Satan et une de ses victoires les plus discrètes

                Le rock stoner m’emmerde. J’écoute parfois les influences revendiquées : Sabbath, Thin Lizzy, Hawkwind… mais les rejetons Kyuss, QOTSA… c’est au dessus de mes forces.  Quant on me vante le côté aventureux et génial de Josh Homme, je me tais et j’attends que ça passe en pensant au moment où je vais rentrer me coucher. Si je suis d’humeur taquine, je parle du featuring d’Elton John sur son nouvel album. Pour moi, ça veut tout dire.
                En revanche, parmi les précurseurs je suis assez toqué, en ce moment, d’un groupe du Kansas et/ou du Missouri qui a enregistré un album autoproduit en 1969 : The Bulbous Creation (titre exemplaire – You Won’t Remember Dying). Les musiciens ont disparu de la circulation et on ne sait rien d’eux. Rien à part leur obsession pour Satan, la mort, les drogues dures et la guerre du Vietnam.
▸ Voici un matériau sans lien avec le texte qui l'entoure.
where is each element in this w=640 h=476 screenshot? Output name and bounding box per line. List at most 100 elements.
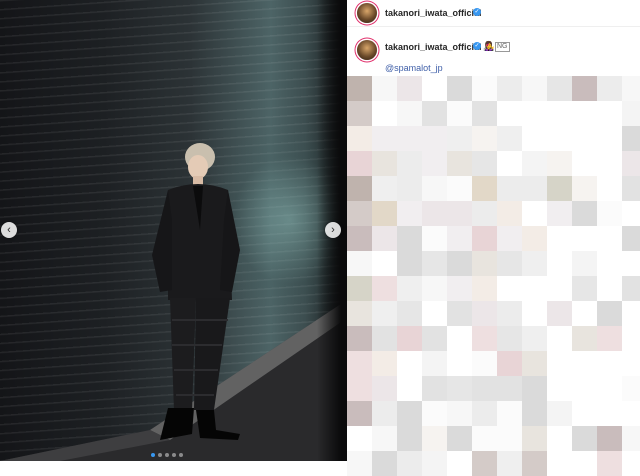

Et une approche assez peu rigoureuse de la musique en groupe : chant bleu, voix blanche, guitares désaccordées, tempi flottants… C’est la fête aux champignons et au marocain. Entre Sabbath pour les rythmiques doriques et le chant qui se voudrait méchant et les groupes de Frisco pour les embardées à la guitare, style Cipollina ou Garcia. Le quatuor compte deux chanteurs, en tout cas on entend deux voix différentes, également approximatives mais concernées. Le disque s’ouvre sur le peu à propos mais très réussi End Of The Page : tempo plombé  et humeur byzantine. Et cette guitare lead psyché jamais saturée qui se perd en volutes. Tout y est délicieusement instable, jusqu’aux voix du pont – des huuuum à deux notes qui réussissent à se perdre en chemin. Plus proche du Stoner, il y a Satan avec son riff d’intro qui semble prêt à se vomir dessus suivi d’un break de batterie qui sème les bpm derrière lui comme un poucet perdu dans la forêt noire. Les paroles sont au taquet : « Satan, tes manières diaboliques, te conduisent au désespoir… ». Parmi les autres perles le disque se clôt sur une garagissime version de Stormy Monday. Genre cinq heures du matin en banlieue de Kansas City, il reste un seul couple sur la piste et le guitariste laisse son âme prendre son  envol – entre pilotage automatique et vraie inspiration – minable et grandiose.
                Comme la mondialisation a des effets imprévisibles, cette merveilleuse série Z est disponible en pressage hongrois limité à 150 exemplaires ou en pressage allemand avec une nouvelle pochette encore plus laide que l’originale. Voila, je vous annonce ça le jour des Victoires de la musique.